Saturday, July 5, 2014

Future Former Toronto Mayor Olivia Chow and Will-Never-Be Mayor John Tory Struggle to Understand the Word "Jihad"

When Rob Ford's brother Doug said there is "a full-out jihad against us right now," the two candidates, devotees of political correctness, knew exactly what to say:
“Using a loaded and inflammatory term like ‘jihad’ to describe legitimate criticism is pathetic and shows that the Fords just don’t get it,” Tory said in a statement.
Chow addressed Ford’s “jihad” comment in a tweet: “In the Koran jihad = struggle. Ignorantly Doug Ford used a loaded term to attack a dad [who has an autistic son and who took umbrage at Doug Ford's comments about a group home]. The real struggle is bw Fords & truth. They wont win.”
Dear John: The more we infidels use the word, the less loaded and inflammatory it becomes.
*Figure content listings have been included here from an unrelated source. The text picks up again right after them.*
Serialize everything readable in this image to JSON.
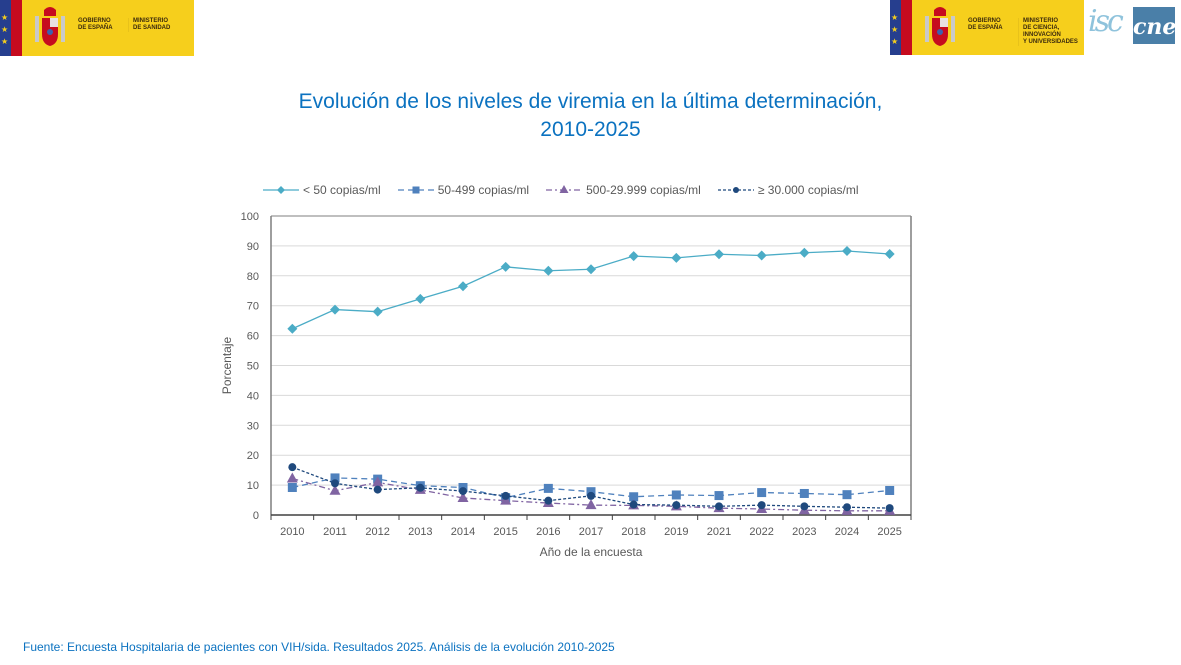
{
  "header": {
    "left_logo": {
      "line1": "GOBIERNO",
      "line2": "DE ESPAÑA",
      "ministry_lines": [
        "MINISTERIO",
        "DE SANIDAD"
      ]
    },
    "right_logo": {
      "line1": "GOBIERNO",
      "line2": "DE ESPAÑA",
      "ministry_lines": [
        "MINISTERIO",
        "DE CIENCIA, INNOVACIÓN",
        "Y UNIVERSIDADES"
      ]
    },
    "isc_logo": "isc",
    "cne_logo": "cne"
  },
  "title_line1": "Evolución de los niveles de viremia en la última determinación,",
  "title_line2": "2010-2025",
  "source": "Fuente: Encuesta Hospitalaria de pacientes con VIH/sida. Resultados 2025. Análisis de la evolución 2010-2025",
  "colors": {
    "title": "#0b72c0",
    "s1": "#4bacc6",
    "s2": "#4f81bd",
    "s3": "#8064a2",
    "s4": "#1f497d"
  },
  "chart_data": {
    "type": "line",
    "title": "Evolución de los niveles de viremia en la última determinación, 2010-2025",
    "xlabel": "Año de la encuesta",
    "ylabel": "Porcentaje",
    "ylim": [
      0,
      100
    ],
    "yticks": [
      0,
      10,
      20,
      30,
      40,
      50,
      60,
      70,
      80,
      90,
      100
    ],
    "grid": true,
    "legend_position": "top",
    "categories": [
      "2010",
      "2011",
      "2012",
      "2013",
      "2014",
      "2015",
      "2016",
      "2017",
      "2018",
      "2019",
      "2021",
      "2022",
      "2023",
      "2024",
      "2025"
    ],
    "series": [
      {
        "name": "< 50 copias/ml",
        "marker": "diamond",
        "line": "solid",
        "values": [
          62.3,
          68.7,
          68.0,
          72.3,
          76.5,
          83.0,
          81.7,
          82.2,
          86.6,
          86.0,
          87.2,
          86.8,
          87.7,
          88.3,
          87.3
        ]
      },
      {
        "name": "50-499 copias/ml",
        "marker": "square",
        "line": "dashed",
        "values": [
          9.2,
          12.4,
          12.0,
          9.8,
          9.2,
          5.8,
          8.9,
          7.8,
          6.1,
          6.7,
          6.5,
          7.5,
          7.2,
          6.8,
          8.2
        ]
      },
      {
        "name": "500-29.999 copias/ml",
        "marker": "triangle",
        "line": "dashdot",
        "values": [
          12.2,
          8.1,
          10.9,
          8.4,
          5.7,
          4.8,
          4.0,
          3.3,
          3.2,
          2.9,
          2.3,
          2.0,
          1.6,
          1.4,
          1.4
        ]
      },
      {
        "name": "≥ 30.000 copias/ml",
        "marker": "circle",
        "line": "dotted",
        "values": [
          16.0,
          10.6,
          8.5,
          9.1,
          8.0,
          6.4,
          4.8,
          6.4,
          3.5,
          3.3,
          2.9,
          3.3,
          2.9,
          2.6,
          2.3
        ]
      }
    ]
  }
}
Or do you think its use should be reserved exclusively for Muslims, in the same way that a court in Malaysia recently barred non-Muslims from using the word "Allah" ?
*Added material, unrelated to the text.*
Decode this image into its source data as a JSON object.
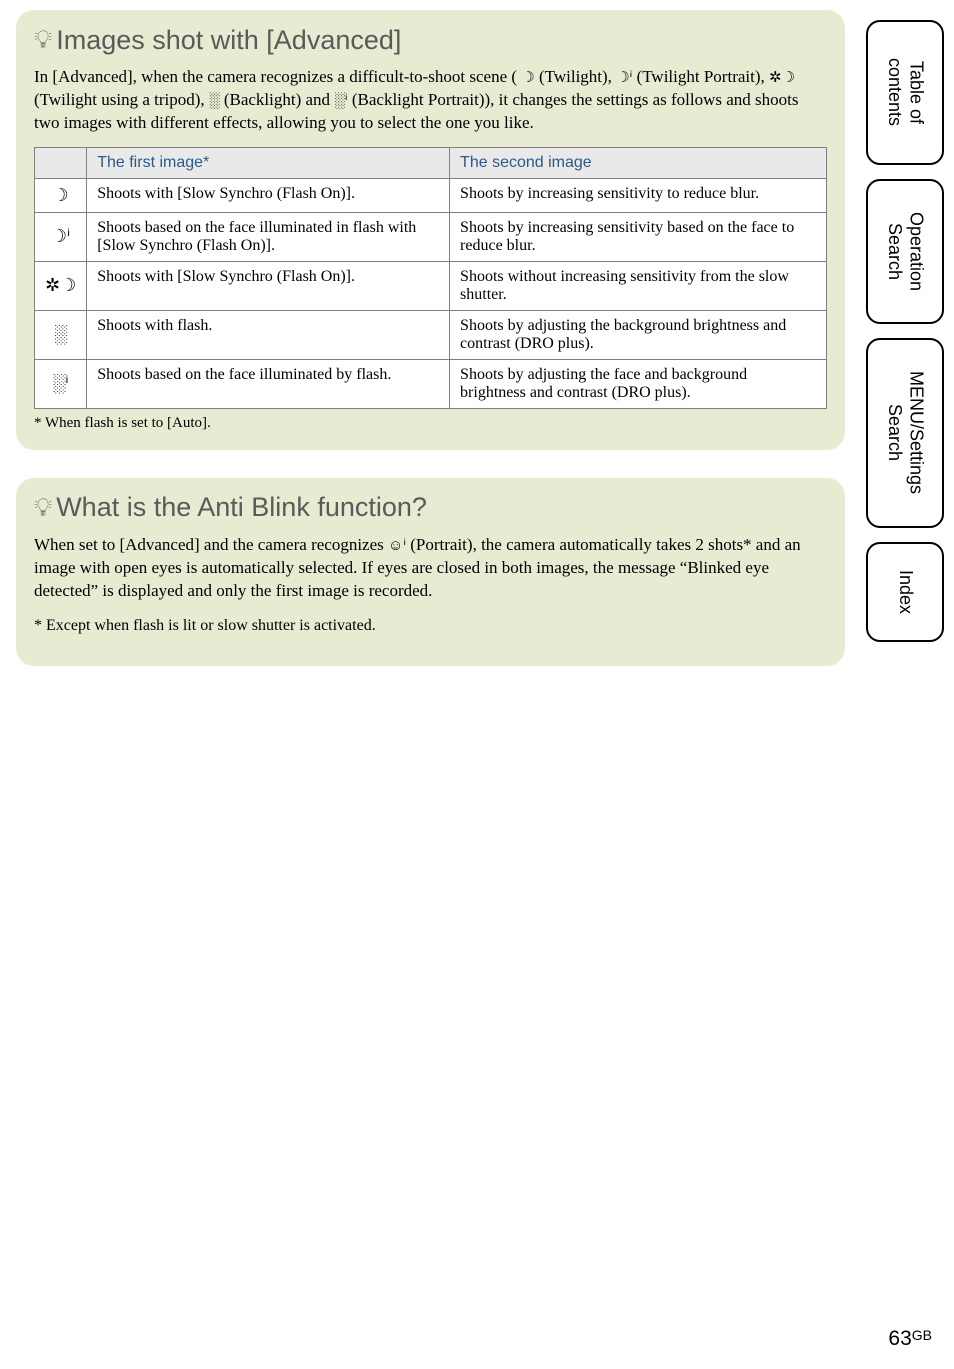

Dear Olivia: In the Koran jihad = struggle--to wage holy war:
Jihad is a verbal noun with the literal meaning of "striving" or "determined effort." The active participle mujahid means "someone who strives" or "a participant in jihad." 
The term jihad in many contexts means "fighting" (though there are other words in Arabic that more unambiguously refer to the act of making war, such as qital or harb). In the Qur'an and in later Muslim usage, jihad is commonly followed by the expression fi sabil Illah, "in the path of God."6 The description of warfare against the enemies of the Muslim community as jihad fi sabil Illah sacralized an activity that otherwise might have appeared as no more than the tribal warfare endemic in pre-Islamic Arabia. 
After the Qur'an, the hadith (reports on the sayings and acts of the prophet) is the second most important source of Islamic law (Shari'a). In hadith collections, jihad means armed action; for example, the 199 references to jihad in the most standard collection of hadith, Sahih al-Bukhari, all assume that jihad means warfare.7 More broadly, Bernard Lewis finds that "the overwhelming majority of classical theologians, jurists, and traditionalists [i.e., specialists in the hadith] . . . understood the obligation of jihad in a military sense."8 
Sounds to me like Doug has a better handle on the definition than either John or Olivia do.